Saturday, February 1, 2014

Alepotrypa Cave

Alepotrypa Cave was discovered in 1958 by a Greek villager. Everyone in the village agrees that it was found because a dog followed a fox down a hole and then the owner followed the dog -- hence the name, which means "foxhole" -- but since everybody says it was his own father or grandfather who did this, outsiders are skeptical. Still, somebody discovered it. And it was immediately brought to the attention of archaeologists because the whole place is full of human bones.

The cave is more than 1000 meters long and up to 200 meters wide; the main chamber is 60 meters (200 feet) tall. It holds a lake where Jacques Cousteau once scuba-dived, hoping to film the discovery of yet more bones.

Serious archaeological excavations began in 1970. The cave was occupied in the Late Neolithic, 5000 to 3300 BCE. Besides the bones, numerous artifacts have been found, of the sorts usually found on domestic sites: pottery, obsidian tools, some copper and silver. After decades of work, the nature of the site remains controversial. In just an hour of reading I have managed to find multiple contradictory claims about what this represents.

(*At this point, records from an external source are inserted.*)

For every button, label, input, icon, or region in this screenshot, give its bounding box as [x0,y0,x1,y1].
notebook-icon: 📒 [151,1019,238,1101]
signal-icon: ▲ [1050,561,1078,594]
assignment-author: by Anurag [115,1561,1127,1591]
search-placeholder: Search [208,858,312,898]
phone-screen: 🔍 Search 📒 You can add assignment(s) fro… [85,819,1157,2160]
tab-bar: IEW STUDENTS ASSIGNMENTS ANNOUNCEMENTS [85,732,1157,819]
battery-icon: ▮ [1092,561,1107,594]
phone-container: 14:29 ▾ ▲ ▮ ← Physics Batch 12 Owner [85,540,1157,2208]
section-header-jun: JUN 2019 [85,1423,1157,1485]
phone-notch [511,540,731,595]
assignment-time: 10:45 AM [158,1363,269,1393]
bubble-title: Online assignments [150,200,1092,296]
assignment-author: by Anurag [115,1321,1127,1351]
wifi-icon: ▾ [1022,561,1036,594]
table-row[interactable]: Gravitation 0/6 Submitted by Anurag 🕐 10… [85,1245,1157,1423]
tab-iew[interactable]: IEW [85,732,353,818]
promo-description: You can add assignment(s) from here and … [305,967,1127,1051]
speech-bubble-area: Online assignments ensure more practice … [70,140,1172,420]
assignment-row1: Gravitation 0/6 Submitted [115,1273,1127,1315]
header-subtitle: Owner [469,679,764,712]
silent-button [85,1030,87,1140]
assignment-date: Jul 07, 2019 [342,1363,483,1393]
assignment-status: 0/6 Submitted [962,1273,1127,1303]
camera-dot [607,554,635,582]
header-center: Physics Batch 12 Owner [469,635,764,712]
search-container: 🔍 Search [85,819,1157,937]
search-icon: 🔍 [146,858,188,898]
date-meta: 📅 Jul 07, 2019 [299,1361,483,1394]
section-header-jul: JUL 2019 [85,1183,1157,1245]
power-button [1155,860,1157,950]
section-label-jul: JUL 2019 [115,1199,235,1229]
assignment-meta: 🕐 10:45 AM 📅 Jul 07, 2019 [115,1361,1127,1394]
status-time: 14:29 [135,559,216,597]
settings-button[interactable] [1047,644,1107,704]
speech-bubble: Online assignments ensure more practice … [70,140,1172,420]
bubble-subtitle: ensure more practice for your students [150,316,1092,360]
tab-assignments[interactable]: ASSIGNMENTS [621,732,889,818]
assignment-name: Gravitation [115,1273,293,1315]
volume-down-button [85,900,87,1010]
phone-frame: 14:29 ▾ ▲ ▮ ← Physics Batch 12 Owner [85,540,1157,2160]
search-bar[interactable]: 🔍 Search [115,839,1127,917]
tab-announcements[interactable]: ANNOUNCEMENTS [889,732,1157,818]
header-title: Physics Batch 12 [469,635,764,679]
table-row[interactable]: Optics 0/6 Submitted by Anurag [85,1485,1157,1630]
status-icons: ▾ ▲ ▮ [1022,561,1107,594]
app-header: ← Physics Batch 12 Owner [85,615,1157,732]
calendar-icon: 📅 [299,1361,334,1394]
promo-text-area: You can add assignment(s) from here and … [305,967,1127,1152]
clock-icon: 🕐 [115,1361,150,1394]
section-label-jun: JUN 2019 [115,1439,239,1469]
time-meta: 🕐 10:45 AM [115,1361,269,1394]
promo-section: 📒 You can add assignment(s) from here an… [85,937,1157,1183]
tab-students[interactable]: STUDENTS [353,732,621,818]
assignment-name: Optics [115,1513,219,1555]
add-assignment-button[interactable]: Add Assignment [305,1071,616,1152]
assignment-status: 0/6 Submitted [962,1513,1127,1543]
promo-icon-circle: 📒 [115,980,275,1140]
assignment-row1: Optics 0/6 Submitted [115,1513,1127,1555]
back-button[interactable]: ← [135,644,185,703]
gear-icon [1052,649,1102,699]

The longtime excavator of the caves, Giorgos Papathanassopoulos, believes that the pottery was not made in the cave but brought from elsewhere, in fact from several elsewheres. He thinks the diversity of the pottery means the cave was a place of pilgrimage. He thinks the bones represent special people brought from throughout the region to be buried in this special place, which he thinks inspired Greek notions of Hades. This last bit about Hades is nonsense, since everything about the Greek notion of Hades can be replicated in other cultures around the world, but it seems to have landed the site in a lot of newspapers back in 2012. There is certainly plenty of evidence of rituals taking place in the cave, including deposits of dis-articulated bones and large fire pits, and there may be something to the notion that it served as a cult center for a wider community during at least part of its history.

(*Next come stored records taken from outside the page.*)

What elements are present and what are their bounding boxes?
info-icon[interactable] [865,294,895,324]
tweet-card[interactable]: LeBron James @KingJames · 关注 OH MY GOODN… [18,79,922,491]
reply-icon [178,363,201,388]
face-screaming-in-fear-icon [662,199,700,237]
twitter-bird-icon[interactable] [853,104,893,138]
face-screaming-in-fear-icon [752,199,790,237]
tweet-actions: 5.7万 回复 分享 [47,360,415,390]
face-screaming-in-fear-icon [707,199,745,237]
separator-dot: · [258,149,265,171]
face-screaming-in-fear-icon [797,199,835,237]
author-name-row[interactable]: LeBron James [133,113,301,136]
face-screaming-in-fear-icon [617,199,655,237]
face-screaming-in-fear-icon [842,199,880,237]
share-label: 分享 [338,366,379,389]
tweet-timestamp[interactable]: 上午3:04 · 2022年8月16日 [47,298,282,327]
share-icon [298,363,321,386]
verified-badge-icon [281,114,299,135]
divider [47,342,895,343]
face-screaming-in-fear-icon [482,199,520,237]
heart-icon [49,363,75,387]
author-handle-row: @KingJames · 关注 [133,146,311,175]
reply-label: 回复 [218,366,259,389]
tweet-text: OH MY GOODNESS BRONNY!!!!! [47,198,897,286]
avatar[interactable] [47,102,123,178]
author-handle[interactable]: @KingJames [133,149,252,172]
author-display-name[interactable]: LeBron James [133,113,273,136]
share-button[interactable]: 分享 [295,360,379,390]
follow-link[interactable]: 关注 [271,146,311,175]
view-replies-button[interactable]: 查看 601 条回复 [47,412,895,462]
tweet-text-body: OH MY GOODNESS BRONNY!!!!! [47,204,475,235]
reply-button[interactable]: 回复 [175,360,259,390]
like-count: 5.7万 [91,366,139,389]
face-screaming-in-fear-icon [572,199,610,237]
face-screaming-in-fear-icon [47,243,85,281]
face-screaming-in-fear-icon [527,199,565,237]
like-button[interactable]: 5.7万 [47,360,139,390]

But other archaeologists think the cave was an ordinary domestic site.
Archaeological investigations during the 1970s produced evidence that there was habitation of both the interior, but also of the wider cave area. Its lateral niches formed the living quarters of Neolithic families and hearths, radially defined by stones, small ovens and storage pits dug on the floor of the cave chambers, seem to have served the whole community. The study of animal bones and charred fruit indicates that animal husbandry, hunting and fishing were the main sources of diet. The practice of farming was limited since the immediate natural environment did not particularly favour its development. Among the activities of the inhabitants, pottery manufacture (vases with painted decoration, storage vases), jewellery making of bone and Spondylus sea-shell and metallurgy were carried out.
The bones have been carefully studied by Anastasia Papathanasiou, who thinks they represent a typical sample from an ordinary Neolithic community:
The Alepotrypa sample comes from primary and secondary burials as well as scattered bone, and consists of a minimum number of 161 individuals. It includes equal proportions of adults and subadults and males and females, is characterized by high child mortality, and falls within the range of other Neolithic sites in terms of age profiles and stature. The most frequent pathological conditions observed in this population are: 1) anemic conditions (cribra orbitalia and porotic hyperostosis), mild or healed in manifestation, most probably of nutritional origin, resulting from a poor diet focused on terrestrial resources such as domesticated cereals; 2) osteoarthritis and musculoskeletal stress markers, indicative of increased physical activity and heavy workloads; and 3) elevated prevalence of healed, depressed cranial fractures, serving as evidence of violent, nonlethal confrontations. 
Some of the bones had been burned, others not; some burials were single, others in groups. The cranial fractures are interesting. They were found on nine of the 61 reasonably intact skulls, which is a high percentage and indicates a violent society. On the other hand they are not especially serious; they are the sort of wound given by a baseball bat rather than a stone mace. Here's a theory for all you headline writers out there: neolithic Greeks settled their disputes by facing off against each other with wooden clubs until one or the other man was knocked down. To do this they journeyed to the spectacular cave and walked far back into the dark, holding their duels on the edge of the Sacred Lake of Judgment. . . . Perhaps this is not as spectacular as "Killer Cave May Have Inspired Myth of Hades," but at least my theory has a small chance of being true.

It all ended around 3200 BCE, when the entrance collapsed, probably during an earthquake. All the accounts say that people were trapped inside or killed by the collapse, but I haven't actually seen any evidence of that. The collapse certainly preserved all of this intact by sealing the cave off from the world for 5,000 years.

2 comments:

Colvid said...

Another possibility is that they were using clay sling-bullets, which are found in large cache's in Neolithic Greece. These are often interpreted as being shepherd's implements, but could also be a good way to give someone a sharp blow without killing them. The damage to these craniums is consistent with the size of the average clay sling-bullet.

Anonymous said...

These cranial fractures may be consistent with wounds made by clay sling-bullets, which are found in large cache's all over Neolithic Greece.